Academics at the University of Edinburgh are helping Unilever achieve their sustainability goals with a yeast-based surfactant alternative.

Unilever has committed to halve the environmental footprint of making their products as part of their Sustainable Living Plan. A key ingredient in many of Unilever’s products are surfactants, molecules which have both water-loving and oil-loving regions and act as a type of soap, enhancing cleaning. Saponins are natural surfactants found in plants, but they are present at low levels and the process of extracting them is not commercially feasible, so the company wanted to find a more sustainable solution which could lead to a commercial supply of saponin surfactants .  Through this IBioIC-funded project, Susan Rosser’s group at the University of Edinburgh have been developing a sustainable way to produce saponins in yeast.

Why saponins?
Saponins are naturally occurring molecules found in many plant species. The molecules serve to protect the plants from attack by microbes and some animals due to their taste and toxicity. The soap-like properties of saponins are of interest as a replacement for non-biobased surfactants, but extraction of saponins from plants is not commercially viable at the requires scale.

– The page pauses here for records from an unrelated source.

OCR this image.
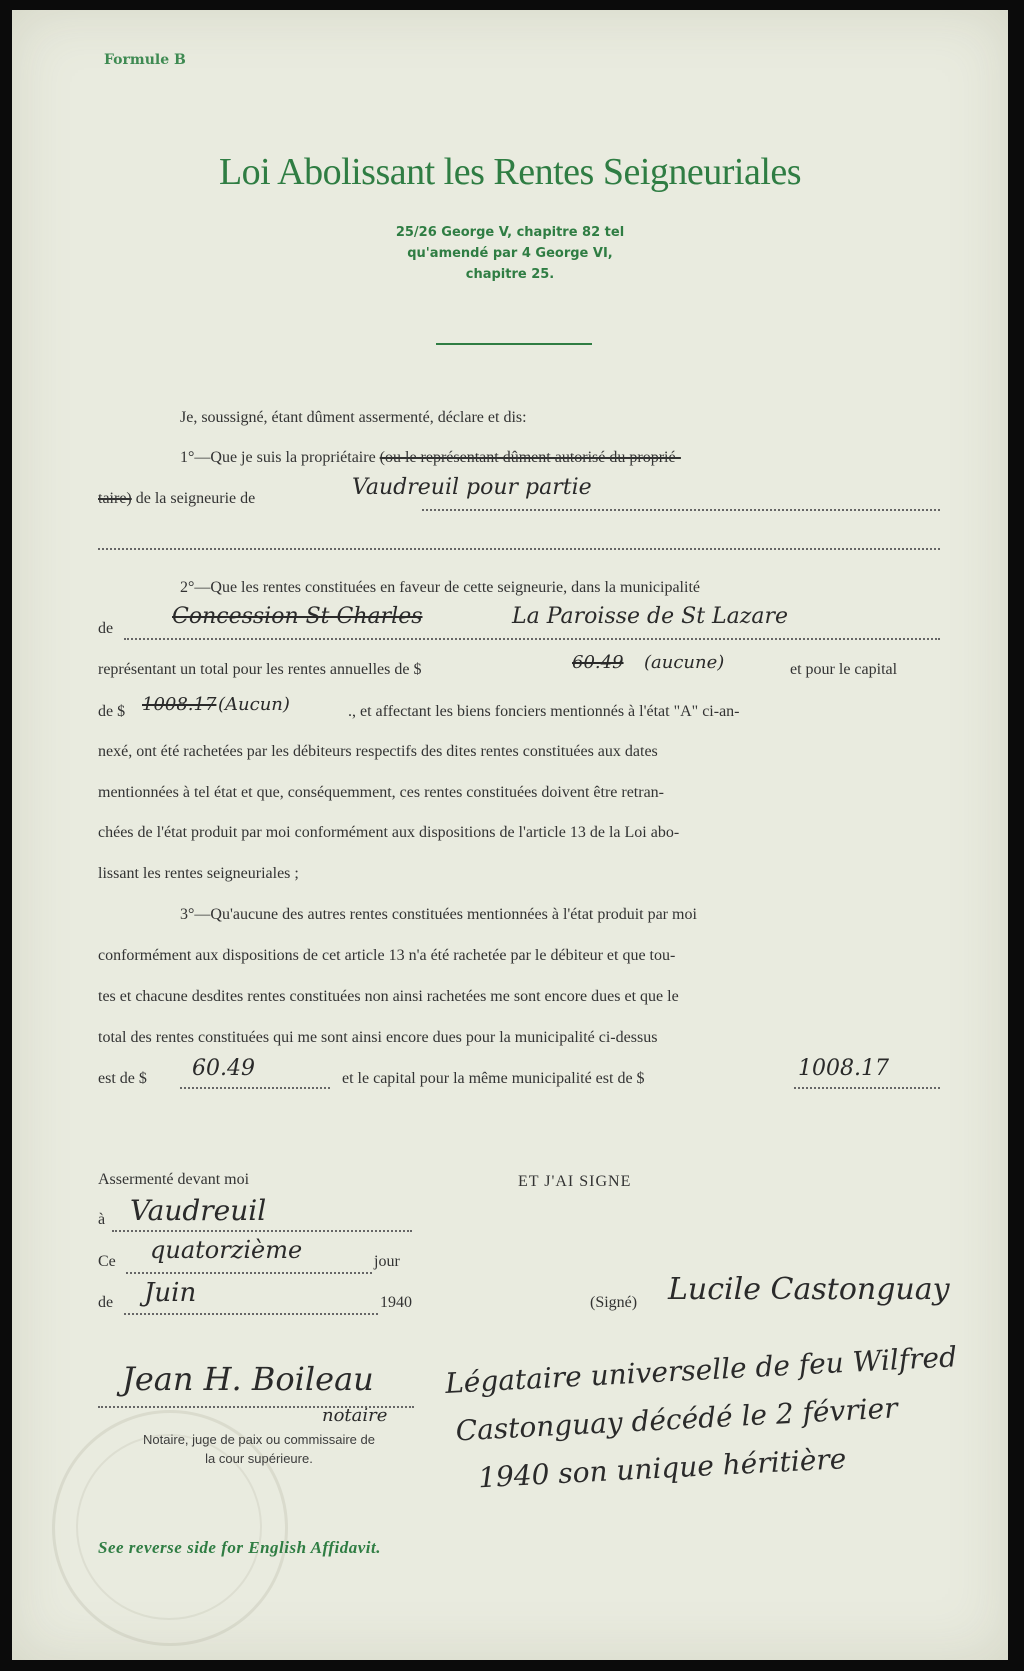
Formule B
Loi Abolissant les Rentes Seigneuriales
25/26 George V, chapitre 82 tel
qu'amendé par 4 George VI,
chapitre 25.
Je, soussigné, étant dûment assermenté, déclare et dis:
1°—Que je suis la propriétaire (ou le représentant dûment autorisé du proprié-
taire) de la seigneurie de	Vaudreuil pour partie
2°—Que les rentes constituées en faveur de cette seigneurie, dans la municipalité
de	Concession St Charles	La Paroisse de St Lazare
représentant un total pour les rentes annuelles de $	60.49 (aucune)	et pour le capital
de $ 1008.17 (Aucun)	., et affectant les biens fonciers mentionnés à l'état "A" ci-an-
nexé, ont été rachetées par les débiteurs respectifs des dites rentes constituées aux dates
mentionnées à tel état et que, conséquemment, ces rentes constituées doivent être retran-
chées de l'état produit par moi conformément aux dispositions de l'article 13 de la Loi abo-
lissant les rentes seigneuriales ;
3°—Qu'aucune des autres rentes constituées mentionnées à l'état produit par moi
conformément aux dispositions de cet article 13 n'a été rachetée par le débiteur et que tou-
tes et chacune desdites rentes constituées non ainsi rachetées me sont encore dues et que le
total des rentes constituées qui me sont ainsi encore dues pour la municipalité ci-dessus
est de $ 60.49	et le capital pour la même municipalité est de $	1008.17
Assermenté devant moi	ET J'AI SIGNE
à Vaudreuil
Ce quatorzième	jour
de Juin	1940	(Signé) Lucile Castonguay
Jean H. Boileau
notaire
Notaire, juge de paix ou commissaire de
la cour supérieure.
Légataire universelle de feu Wilfred
Castonguay décédé le 2 février
1940 son unique héritière
See reverse side for English Affidavit.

The challenges of saponin production in yeast
Engineered yeast have the potential to be a more sustainable saponin factory than other saponin producers, however, the main challenge to be overcome as part of the project was to eliminate the negative impact of the saponin product on growth of the yeast itself. The strategy was two-fold. Firstly, as saponins act like soaps, there was a significant challenge associated with producing them at high concentrations in yeast without compromising the yeast cells. The second challenge was to identify the components of saponins that are toxic, so that these could be removed from the repertoire of saponins produced.

Successful production routes identified
Unilever were pleased that the Rosser group was able to engineer yeast to produce saponins and to identify ways to reduce the toxic effects of the molecules on the cells. The team are continuing to work together through an IBioIC funded PhD in a relationship that looks set to continue for some time.